The main options for publishing a tabletop rpg are:
Get a publisher - get an existing company to do it. You have to negotiate with them on payment, who retains copyright of the game and so forth.
Pros: You don't have to worry about marketing, printing, layout or distribution!
Con: Less potential revenue for you. Less control over the game. Also, you want to market the game yourself anyway, to boost sales. The ideal situation is that you and the publisher work together to market the game.
Give it away online for free - get some webspace and do it. No money though.
Self publishing - you do everything yourself.
Pros: You control the game and keep the all the revenue yourself.
Cons: You have to do everything or get people to do it for you.
Normally self publishing is considered vanity publishing and looked down on in the publishing world.

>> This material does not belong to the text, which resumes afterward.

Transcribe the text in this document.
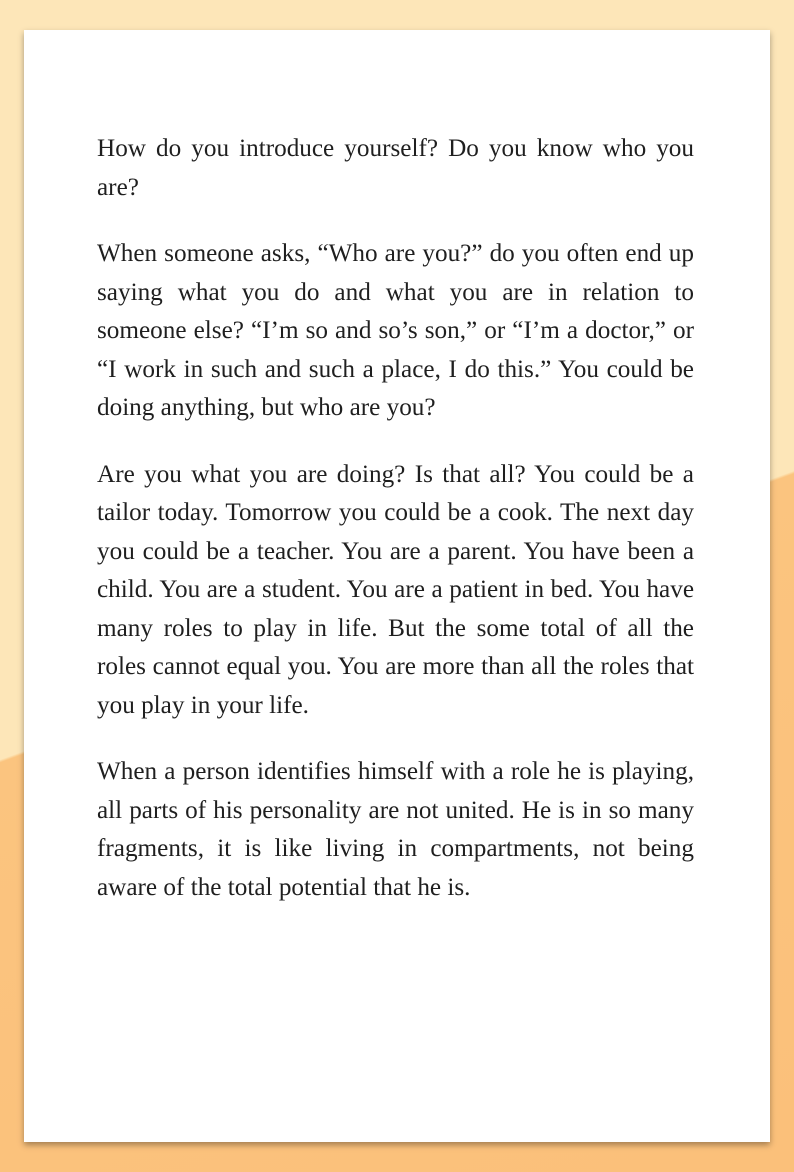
How do you introduce yourself? Do you know who you are?

When someone asks, “Who are you?” do you often end up saying what you do and what you are in relation to someone else? “I’m so and so’s son,” or “I’m a doctor,” or “I work in such and such a place, I do this.” You could be doing anything, but who are you?

Are you what you are doing? Is that all? You could be a tailor today. Tomorrow you could be a cook. The next day you could be a teacher. You are a parent. You have been a child. You are a student. You are a patient in bed. You have many roles to play in life. But the some total of all the roles cannot equal you. You are more than all the roles that you play in your life.

When a person identifies himself with a role he is playing, all parts of his personality are not united. He is in so many fragments, it is like living in compartments, not being aware of the total potential that he is.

Self publishing in the RPG industry is not looked down on and many respected writers do it.
When self publishing, you have a few venues for publication. (also check out
http://www.indiepressrevolution.com/xcart/help.php?section=about )
PDFs - sites like rpgnow.com sell PDFs for a percentage of sales. Don't try to sell PDFs yourself, because setting up a secure merchant website is a pain and sites like rpgnow get a lot more traffic and paying customers than you will.

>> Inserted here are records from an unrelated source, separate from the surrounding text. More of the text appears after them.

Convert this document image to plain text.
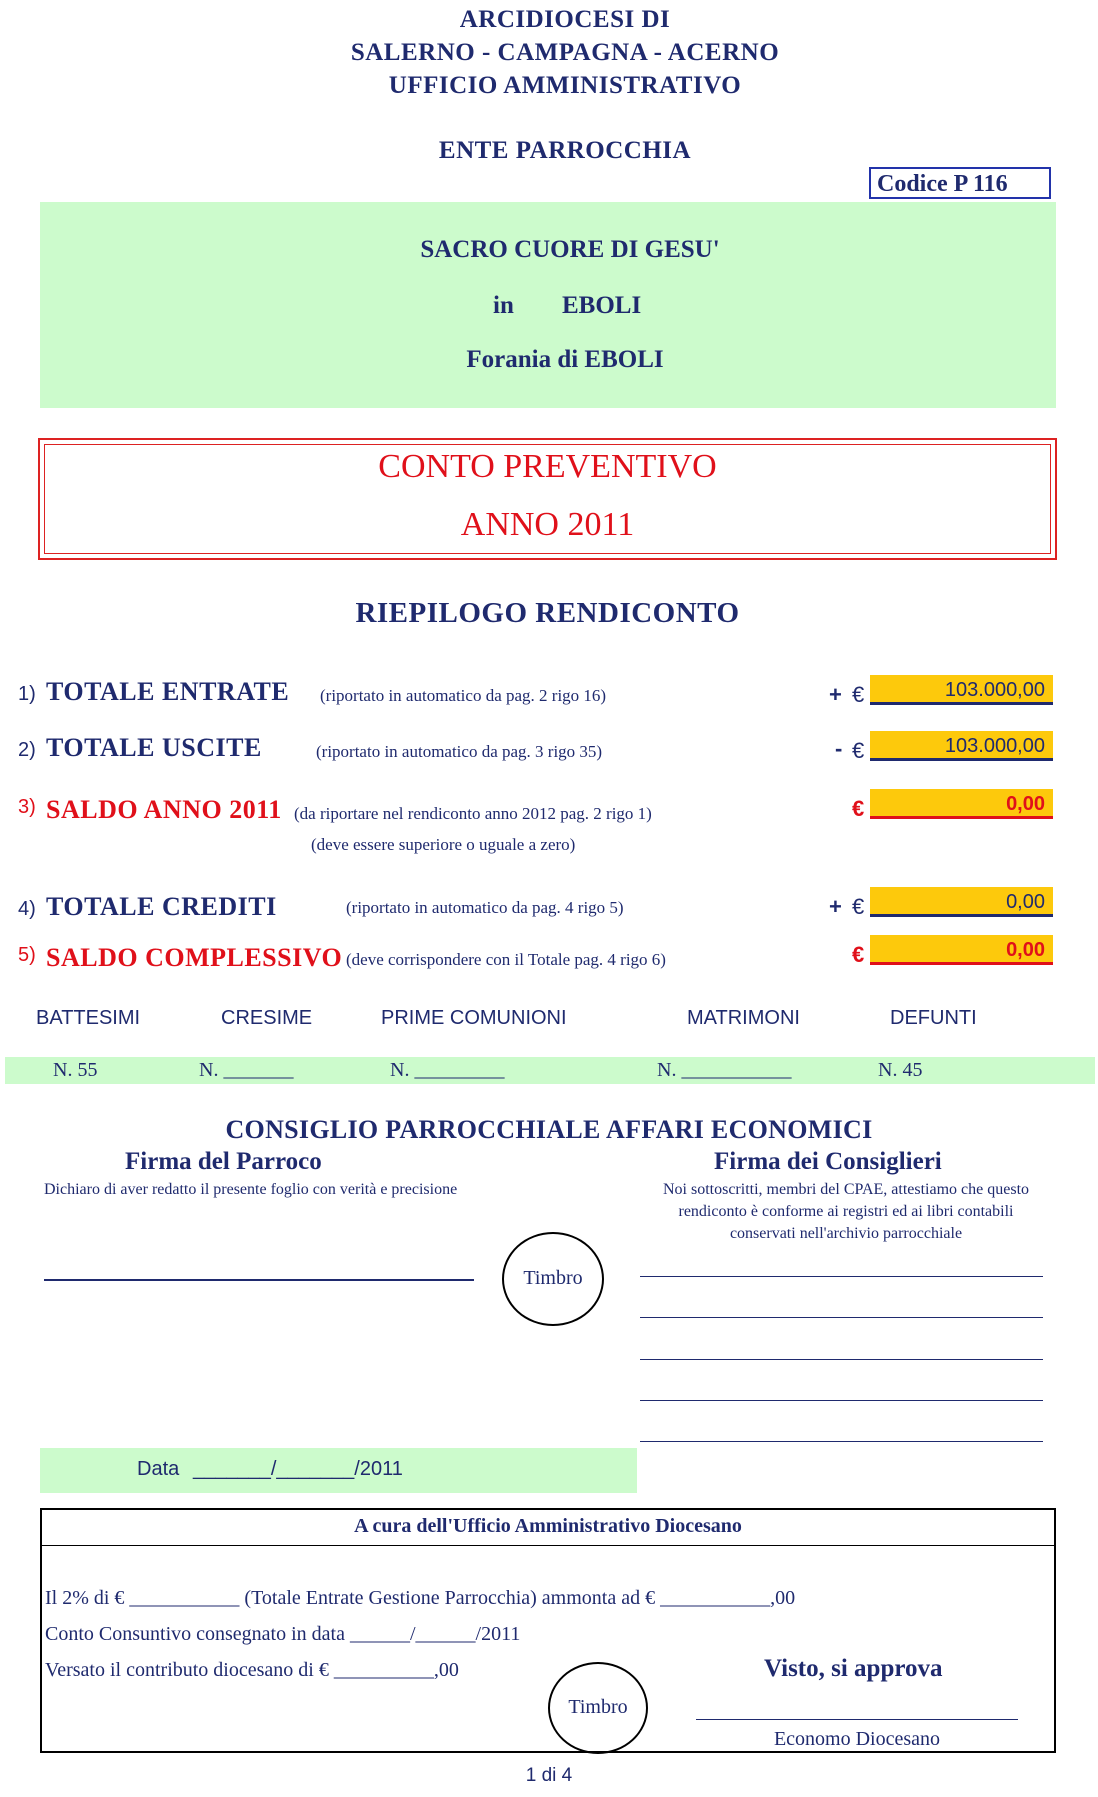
ARCIDIOCESI DI
SALERNO - CAMPAGNA - ACERNO
UFFICIO AMMINISTRATIVO
ENTE PARROCCHIA
Codice P 116
SACRO CUORE DI GESU'
in EBOLI
Forania di EBOLI
CONTO PREVENTIVO
ANNO 2011
RIEPILOGO RENDICONTO
1) TOTALE ENTRATE (riportato in automatico da pag. 2 rigo 16)	+ €	103.000,00
2) TOTALE USCITE	(riportato in automatico da pag. 3 rigo 35)	- €	103.000,00
3) SALDO ANNO 2011 (da riportare nel rendiconto anno 2012 pag. 2 rigo 1)
(deve essere superiore o uguale a zero)
€	0,00
4) TOTALE CREDITI	(riportato in automatico da pag. 4 rigo 5)	+ €	0,00
5) SALDO COMPLESSIVO (deve corrispondere con il Totale pag. 4 rigo 6)	€	0,00
BATTESIMI	CRESIME	PRIME COMUNIONI	MATRIMONI	DEFUNTI
N. 55	N. _______	N. _________	N. ___________	N. 45
CONSIGLIO PARROCCHIALE AFFARI ECONOMICI
Firma del Parroco
Dichiaro di aver redatto il presente foglio con verità e precisione
Firma dei Consiglieri
Noi sottoscritti, membri del CPAE, attestiamo che questo
rendiconto è conforme ai registri ed ai libri contabili
conservati nell'archivio parrocchiale
Timbro
Data _______/_______/2011
A cura dell'Ufficio Amministrativo Diocesano
Il 2% di € ___________ (Totale Entrate Gestione Parrocchia) ammonta ad € ___________,00
Conto Consuntivo consegnato in data ______/______/2011
Versato il contributo diocesano di € __________,00
Timbro
Visto, si approva
Economo Diocesano
1 di 4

Offset printing - traditional commercial printing. You go to a printer and print a few hundred or thousand copies of your book. Depending on your options, this will cost a few bucks or more per book printed.
Print on Demand (POD) - go to a site like lulu or createspace and upload your book as a PDF. Then when a customer wants a physical copy of your book, they can order it and the POD company prints 1 copy and mails it to your customer.
Pros and cons
Offset gets you a much better percentage of the sales - a book might cost you 3 dollars to print but you can sell it for 20 bucks. In POD, you might only see 5 dollars of that sale. However, with offset, you have to invest upfront, store the books, worry about mailing and so on.
Some POD companies like Lulu let you offset print as well.
This is just barely scratching the surface of publishing.
Before you get into ANY of this, you need to answer a few questionsWhat is my goal with this game?
What do I have to do to MAKE it first? - writing, editing, layout, art, playtesting.
How serious am I in terms of investing my time, effort and money into it?